An article about legal risks of shares purchasing in Ukraine for UBR.UA

Andriy Buzynnyi, lawyer of law firm "Pravova Dopomoga" described the most common legal risks that may occur while buying and selling stocks.

The material was published under the title "Buying stocks: legal risks", the full text is available below (original article was published in Russian) as well as under the link -

"Despite the fact of mass privatization completion and periodic crises on stock markets buying of shares is still rather profitable even though risky way of investing. Daring to conduct such operations one should analyze not only economic but also legal risks associated with entering into shares purchase and sale agreements.

Firstly, it must be mentioned that the legislation only recognizes the existence of registered book-entry shares (Part 2 of Art. 20 of the Law of Ukraine "On Joint Stock Companies"). Sale and purchase of bearer shares and registered shares in paper certificate form is not prohibited but the registration of property rights (changes to the register of securities holders) and fulfillment of rights granted by them may become problematic. Especially if it turns out that the National Securities and Stock Market Commission of Ukraine imposed a ban on the flow of shares of a joint stock company due to the fact that it had not performed a dematerialization of shares (their transfer from documentary in book-entry form).

Secondly, the purchase of shares is only possible with the help of securities trader (these are banks and some business entities dealing exclusively with securities transactions and have obtained the required license).

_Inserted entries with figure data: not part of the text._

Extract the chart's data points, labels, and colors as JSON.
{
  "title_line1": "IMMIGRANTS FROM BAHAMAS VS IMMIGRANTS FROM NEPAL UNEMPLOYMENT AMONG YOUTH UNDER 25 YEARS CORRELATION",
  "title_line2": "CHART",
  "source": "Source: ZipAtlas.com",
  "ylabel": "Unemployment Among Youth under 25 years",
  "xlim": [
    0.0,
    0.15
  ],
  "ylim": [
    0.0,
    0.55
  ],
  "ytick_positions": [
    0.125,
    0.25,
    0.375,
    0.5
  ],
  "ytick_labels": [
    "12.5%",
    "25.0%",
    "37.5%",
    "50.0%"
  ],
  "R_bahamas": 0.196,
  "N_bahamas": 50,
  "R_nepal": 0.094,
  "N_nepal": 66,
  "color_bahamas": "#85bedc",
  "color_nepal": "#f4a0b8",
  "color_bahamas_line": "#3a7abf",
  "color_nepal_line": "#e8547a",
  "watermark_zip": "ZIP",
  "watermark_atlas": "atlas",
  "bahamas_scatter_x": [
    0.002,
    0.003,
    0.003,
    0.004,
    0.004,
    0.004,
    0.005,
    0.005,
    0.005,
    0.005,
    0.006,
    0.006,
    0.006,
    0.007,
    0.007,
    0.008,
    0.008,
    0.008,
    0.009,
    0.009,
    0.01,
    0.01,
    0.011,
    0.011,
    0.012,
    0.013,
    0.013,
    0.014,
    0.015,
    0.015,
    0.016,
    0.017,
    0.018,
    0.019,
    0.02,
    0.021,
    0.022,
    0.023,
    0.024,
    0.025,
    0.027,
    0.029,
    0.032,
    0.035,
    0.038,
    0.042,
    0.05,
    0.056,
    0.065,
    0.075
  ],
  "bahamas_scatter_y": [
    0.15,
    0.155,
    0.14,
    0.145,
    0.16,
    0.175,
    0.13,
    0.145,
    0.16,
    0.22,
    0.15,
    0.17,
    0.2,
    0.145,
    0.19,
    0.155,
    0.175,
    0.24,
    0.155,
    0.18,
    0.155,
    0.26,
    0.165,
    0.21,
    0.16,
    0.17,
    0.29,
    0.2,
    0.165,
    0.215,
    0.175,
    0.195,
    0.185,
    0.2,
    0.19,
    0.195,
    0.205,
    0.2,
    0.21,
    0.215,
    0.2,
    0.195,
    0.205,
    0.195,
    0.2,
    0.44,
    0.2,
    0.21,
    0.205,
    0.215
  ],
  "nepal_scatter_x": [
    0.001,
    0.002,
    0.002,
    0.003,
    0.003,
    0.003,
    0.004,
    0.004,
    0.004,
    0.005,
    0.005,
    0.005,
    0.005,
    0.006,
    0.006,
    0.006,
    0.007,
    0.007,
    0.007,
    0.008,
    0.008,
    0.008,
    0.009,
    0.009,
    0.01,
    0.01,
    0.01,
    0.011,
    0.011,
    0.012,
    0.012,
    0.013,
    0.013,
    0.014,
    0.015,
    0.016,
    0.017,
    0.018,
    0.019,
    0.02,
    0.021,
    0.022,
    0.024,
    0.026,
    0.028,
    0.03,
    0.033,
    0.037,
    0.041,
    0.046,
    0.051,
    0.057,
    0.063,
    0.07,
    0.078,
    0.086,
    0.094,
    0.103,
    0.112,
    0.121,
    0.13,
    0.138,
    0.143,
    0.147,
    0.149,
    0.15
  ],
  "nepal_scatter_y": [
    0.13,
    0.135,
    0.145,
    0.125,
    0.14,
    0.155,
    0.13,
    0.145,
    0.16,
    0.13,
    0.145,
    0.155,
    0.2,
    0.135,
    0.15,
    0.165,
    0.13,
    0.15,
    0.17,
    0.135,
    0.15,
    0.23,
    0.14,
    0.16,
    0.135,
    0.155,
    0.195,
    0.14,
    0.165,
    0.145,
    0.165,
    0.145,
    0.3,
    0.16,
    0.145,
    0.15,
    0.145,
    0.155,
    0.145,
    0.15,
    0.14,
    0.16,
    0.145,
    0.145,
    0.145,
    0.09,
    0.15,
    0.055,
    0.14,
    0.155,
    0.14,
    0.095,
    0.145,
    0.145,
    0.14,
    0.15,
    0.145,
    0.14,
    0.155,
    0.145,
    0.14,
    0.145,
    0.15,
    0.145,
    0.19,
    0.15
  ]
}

Under Part 9 Art. 17 of the Law of Ukraine "On securities and stock market" only granting and inheritance procedures, execution of court decisions and purchase of shares under the laws on privatization may be exercised without brokerage (securities traders). The legislation however does not specify the consequences of committing transactions without securities traders but the National Securities and Stock Market Commission of Ukraine and courts consider such agreements as impugned. This means they are not invalid a priori but if one of the parties objects to their validity on grounds prescribed by law they may be declared invalid by the court. There already were cases of recognition sale of shares agreements entered in without securities traders as invalid (for example the decision number K10/290-08/13 of the Commercial Court of Kyiv Region dated 15.01.2009, supported by the High Commercial Court of Ukraine).

To engage a securities trader it is enough for one party (seller or buyer) to enter into agreement with the trader: an agency agreement or commission contract. Also it is possible to buy shares directly from securities trader who purchased these shares for resale, manages them according to a contract on the management of securities or performs their placement on behalf of and at the expense of the issuer.

Thirdly, if one buys the shares of a private joint-stock company he should ask about the presence of provisions that pressure the preemptive rights of other shareholders on the shares in a statute. When this right is provided it is necessary to know whether the offer was already made, when was been made and what kind of response was received from other shareholders. Buying shares of a joint stock company the statute of which provides preemptive rights to purchase shares is worth only if a buyer is already a shareholder of this company. Or if the seller offered other shareholders to purchase the shares at a price that was proposed to a third party (third-party buyer) but those refused (or did not respond at all) within the period defined by the statute (not less than 20 days). At the same time shares must be sold for a third party at the same price and on the same terms that were offered to shareholders of a company. Otherwise any shareholder of the company referring to Part 5 of Article 7 of the Law of Ukraine "On Joint Stock Companies" can demand to transfer the rights and obligations of the buyer of the shares to him through the court.

Fourthly, it is necessary to take into account the peculiarities of conclusion and execution of sale of book-entry shares agreements. If certificate form shares ownership changes from the moment of transfer of such shares to the buyer the ownership of book-entry shares starts from the moment of transfer to the account of a new owner in a custodian institution. Therefore before purchasing such shares one should create a securities account after concluding an agreement on the opening of the respective account with a keeper (it can be a bank, securities trader and / or registers that have the appropriate license). After entering into sale of shares agreement a buyer must authorize depositary (custodian) to receive securities and a seller - to deliver securities.

Keepers of each party pass these authorization documents to a depository of a seller who checks them and starts transferring shares. But only if the data specified in the documents (in particular on the number, type and kind of purchased shares) coincides. In addition the buyer must transfer money specified in the sale agreement to the account of the depositary in a settlement bank. The depositary will transfer shares to the buyer’s account only if this money is available because it must be transferred to the seller. Otherwise such transaction will be denied.

These and other legal risks can be identified, analyzed and minimized at the stage of entering into sale of shares agreement. Competently and professionally drafted agreement should not only consider the risks from above setting obligations for each party of specific actions to neutralize them but also defining an adequate responsibility for violations of these obligations."